8. Mrs.Mehta then submitted that, after the sale deed was executed in their favour, the plaintiffs have put up the gate on the plot in question and they are cultivating the land where there is standing crop, therefore, if the injunction granted by the trial Court is vacated then that will cause irreparable loss to them. Gate was there or not at the time of execution of sale deed has to be decided. However, at the cost of repeatation, I may state that when the Revenue Authorities have found that there was a way then it has to be kept open.
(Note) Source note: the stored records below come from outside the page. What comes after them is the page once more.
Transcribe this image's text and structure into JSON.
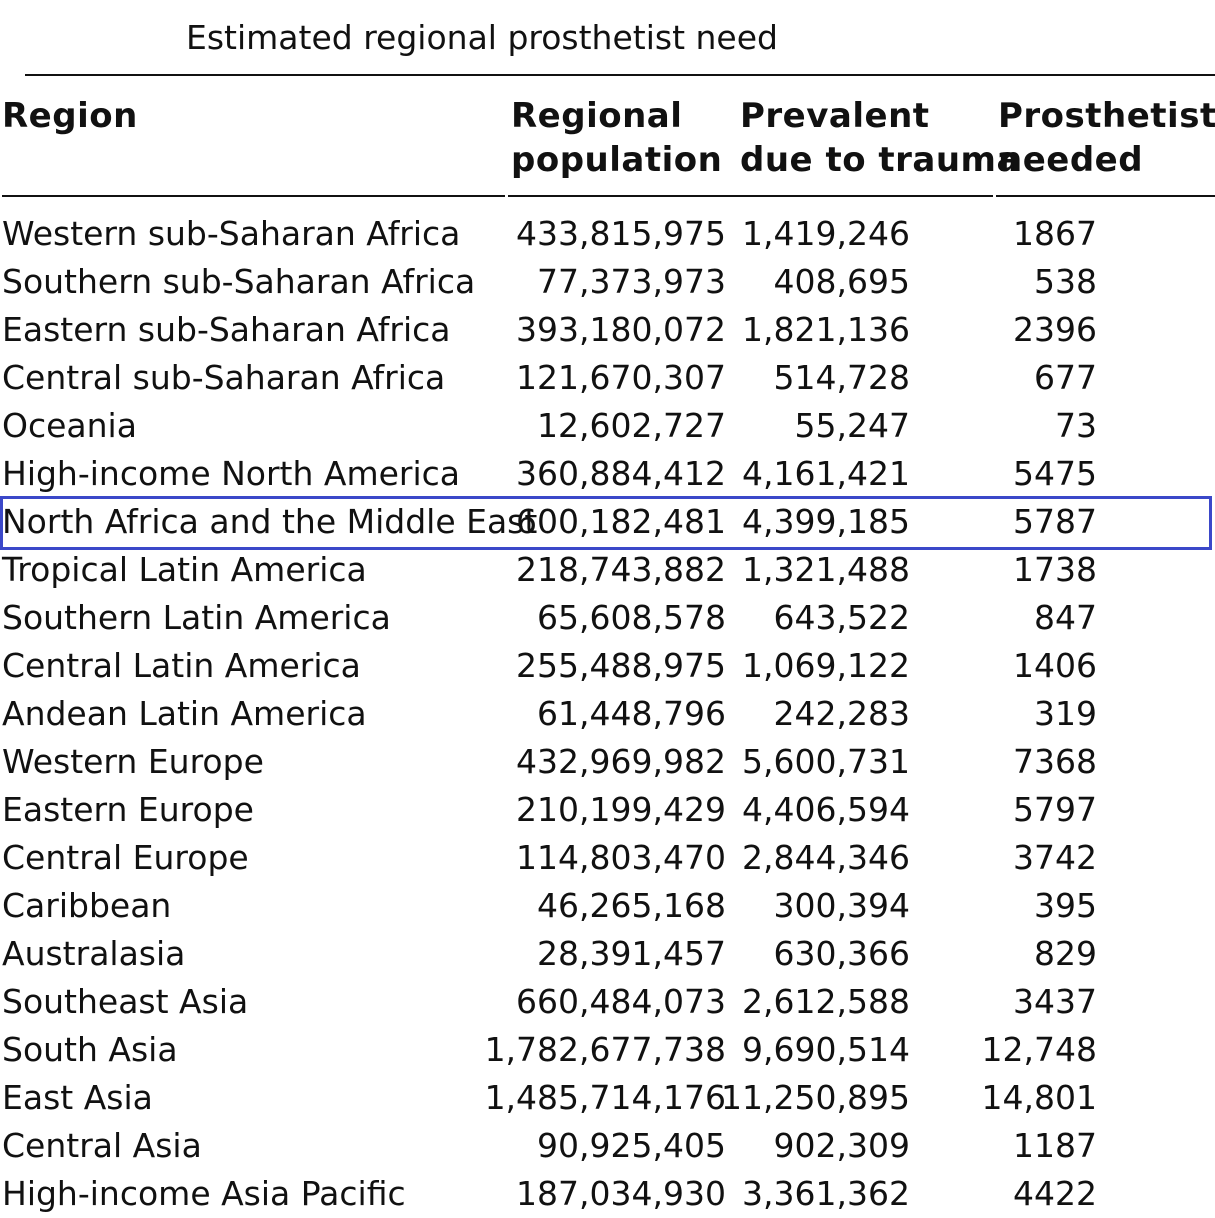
{
  "table": {
    "title": "Estimated regional prosthetist need",
    "headers": {
      "region": "Region",
      "population": [
        "Regional",
        "population"
      ],
      "prevalent": [
        "Prevalent",
        "due to trauma"
      ],
      "needed": [
        "Prosthetists",
        "needed"
      ]
    },
    "highlight_color": "#3b48c9",
    "highlighted_row": "North Africa and the Middle East",
    "rows": [
      {
        "region": "Western sub-Saharan Africa",
        "population": "433,815,975",
        "prevalent": "1,419,246",
        "needed": "1867"
      },
      {
        "region": "Southern sub-Saharan Africa",
        "population": "77,373,973",
        "prevalent": "408,695",
        "needed": "538"
      },
      {
        "region": "Eastern sub-Saharan Africa",
        "population": "393,180,072",
        "prevalent": "1,821,136",
        "needed": "2396"
      },
      {
        "region": "Central sub-Saharan Africa",
        "population": "121,670,307",
        "prevalent": "514,728",
        "needed": "677"
      },
      {
        "region": "Oceania",
        "population": "12,602,727",
        "prevalent": "55,247",
        "needed": "73"
      },
      {
        "region": "High-income North America",
        "population": "360,884,412",
        "prevalent": "4,161,421",
        "needed": "5475"
      },
      {
        "region": "North Africa and the Middle East",
        "population": "600,182,481",
        "prevalent": "4,399,185",
        "needed": "5787"
      },
      {
        "region": "Tropical Latin America",
        "population": "218,743,882",
        "prevalent": "1,321,488",
        "needed": "1738"
      },
      {
        "region": "Southern Latin America",
        "population": "65,608,578",
        "prevalent": "643,522",
        "needed": "847"
      },
      {
        "region": "Central Latin America",
        "population": "255,488,975",
        "prevalent": "1,069,122",
        "needed": "1406"
      },
      {
        "region": "Andean Latin America",
        "population": "61,448,796",
        "prevalent": "242,283",
        "needed": "319"
      },
      {
        "region": "Western Europe",
        "population": "432,969,982",
        "prevalent": "5,600,731",
        "needed": "7368"
      },
      {
        "region": "Eastern Europe",
        "population": "210,199,429",
        "prevalent": "4,406,594",
        "needed": "5797"
      },
      {
        "region": "Central Europe",
        "population": "114,803,470",
        "prevalent": "2,844,346",
        "needed": "3742"
      },
      {
        "region": "Caribbean",
        "population": "46,265,168",
        "prevalent": "300,394",
        "needed": "395"
      },
      {
        "region": "Australasia",
        "population": "28,391,457",
        "prevalent": "630,366",
        "needed": "829"
      },
      {
        "region": "Southeast Asia",
        "population": "660,484,073",
        "prevalent": "2,612,588",
        "needed": "3437"
      },
      {
        "region": "South Asia",
        "population": "1,782,677,738",
        "prevalent": "9,690,514",
        "needed": "12,748"
      },
      {
        "region": "East Asia",
        "population": "1,485,714,176",
        "prevalent": "11,250,895",
        "needed": "14,801"
      },
      {
        "region": "Central Asia",
        "population": "90,925,405",
        "prevalent": "902,309",
        "needed": "1187"
      },
      {
        "region": "High-income Asia Pacific",
        "population": "187,034,930",
        "prevalent": "3,361,362",
        "needed": "4422"
      }
    ]
  }
}
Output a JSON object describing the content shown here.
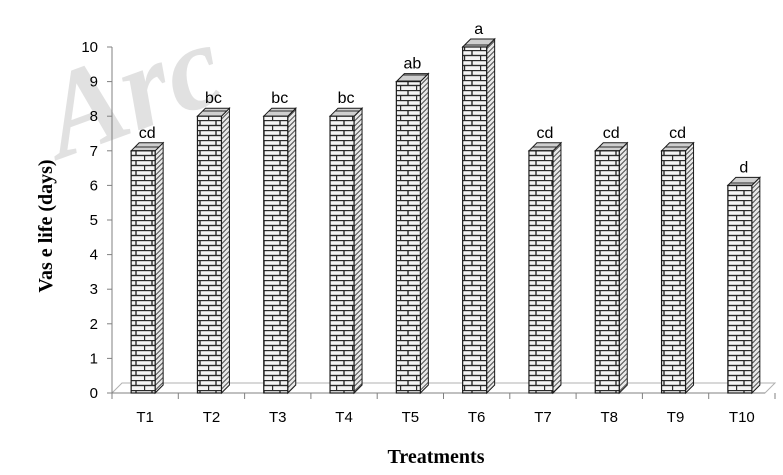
{
  "watermark": {
    "text": "Arc"
  },
  "chart_data": {
    "type": "bar",
    "style": "3d-columns-with-brick-pattern",
    "categories": [
      "T1",
      "T2",
      "T3",
      "T4",
      "T5",
      "T6",
      "T7",
      "T8",
      "T9",
      "T10"
    ],
    "values": [
      7,
      8,
      8,
      8,
      9,
      10,
      7,
      7,
      7,
      6
    ],
    "data_labels": [
      "cd",
      "bc",
      "bc",
      "bc",
      "ab",
      "a",
      "cd",
      "cd",
      "cd",
      "d"
    ],
    "xlabel": "Treatments",
    "ylabel": "Vas e life (days)",
    "ylim": [
      0,
      10
    ],
    "yticks": [
      "0",
      "1",
      "2",
      "3",
      "4",
      "5",
      "6",
      "7",
      "8",
      "9",
      "10"
    ],
    "grid": false,
    "legend": "none",
    "colors": {
      "bar_fill": "#f4f4f4",
      "brick_line": "#2a2a2a",
      "axis": "#808080",
      "floor": "#b0b0b0"
    }
  }
}
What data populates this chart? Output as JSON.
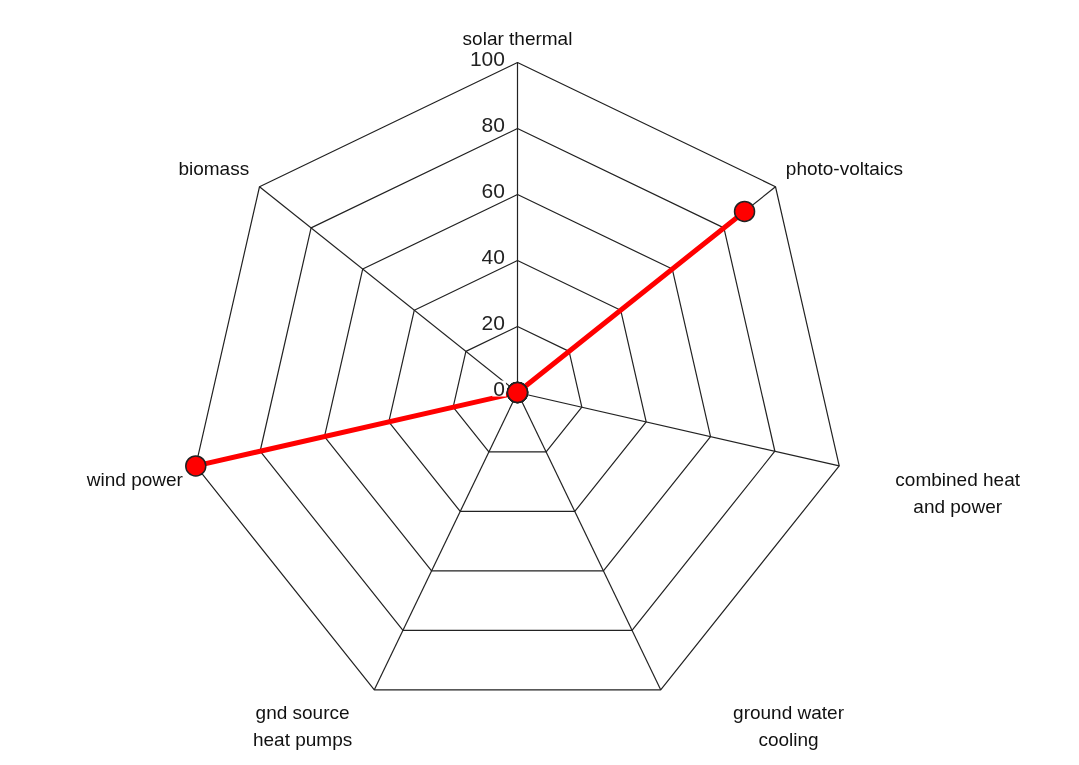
{
  "chart_data": {
    "type": "radar",
    "categories": [
      "solar thermal",
      "photo-voltaics",
      "combined heat and power",
      "ground water cooling",
      "gnd source heat pumps",
      "wind power",
      "biomass"
    ],
    "series": [
      {
        "color": "#ff0000",
        "values": [
          0,
          88,
          0,
          0,
          0,
          100,
          0
        ]
      }
    ],
    "ylim": [
      0,
      100
    ],
    "yticks": [
      0,
      20,
      40,
      60,
      80,
      100
    ],
    "marker": "circle",
    "line_style": "solid",
    "grid": true
  }
}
It is true that presently there may be standing crop, but a care may be taken of it by observing that the plaintiffs may be allowed to take the crop and thereafter, they may keep the way open till the final disposal of the suit.

9. In view of the above discussions, this Appeal is allowed and the impugned order dated 18-5-2001 passed by the learned Third Joint Civil Judge (S.D.), Surat below Application Ex.5 filed in Special Civil Suit No.151/2001 confirming the earlier ex parte order of status quo dated 9-4-2001 is hereby quashed and set aside and the application filed by the respondents (original plaintiffs) is hereby dismissed with no order as to cost.

10. At this stage, an unusual request is made by Mrs.Mehta for the respondents to continue the status quo for a period of six weeks. When no status quo was granted by this Court, then there is no question of continuing the same for a period of six weeks, hence, the request is rejected.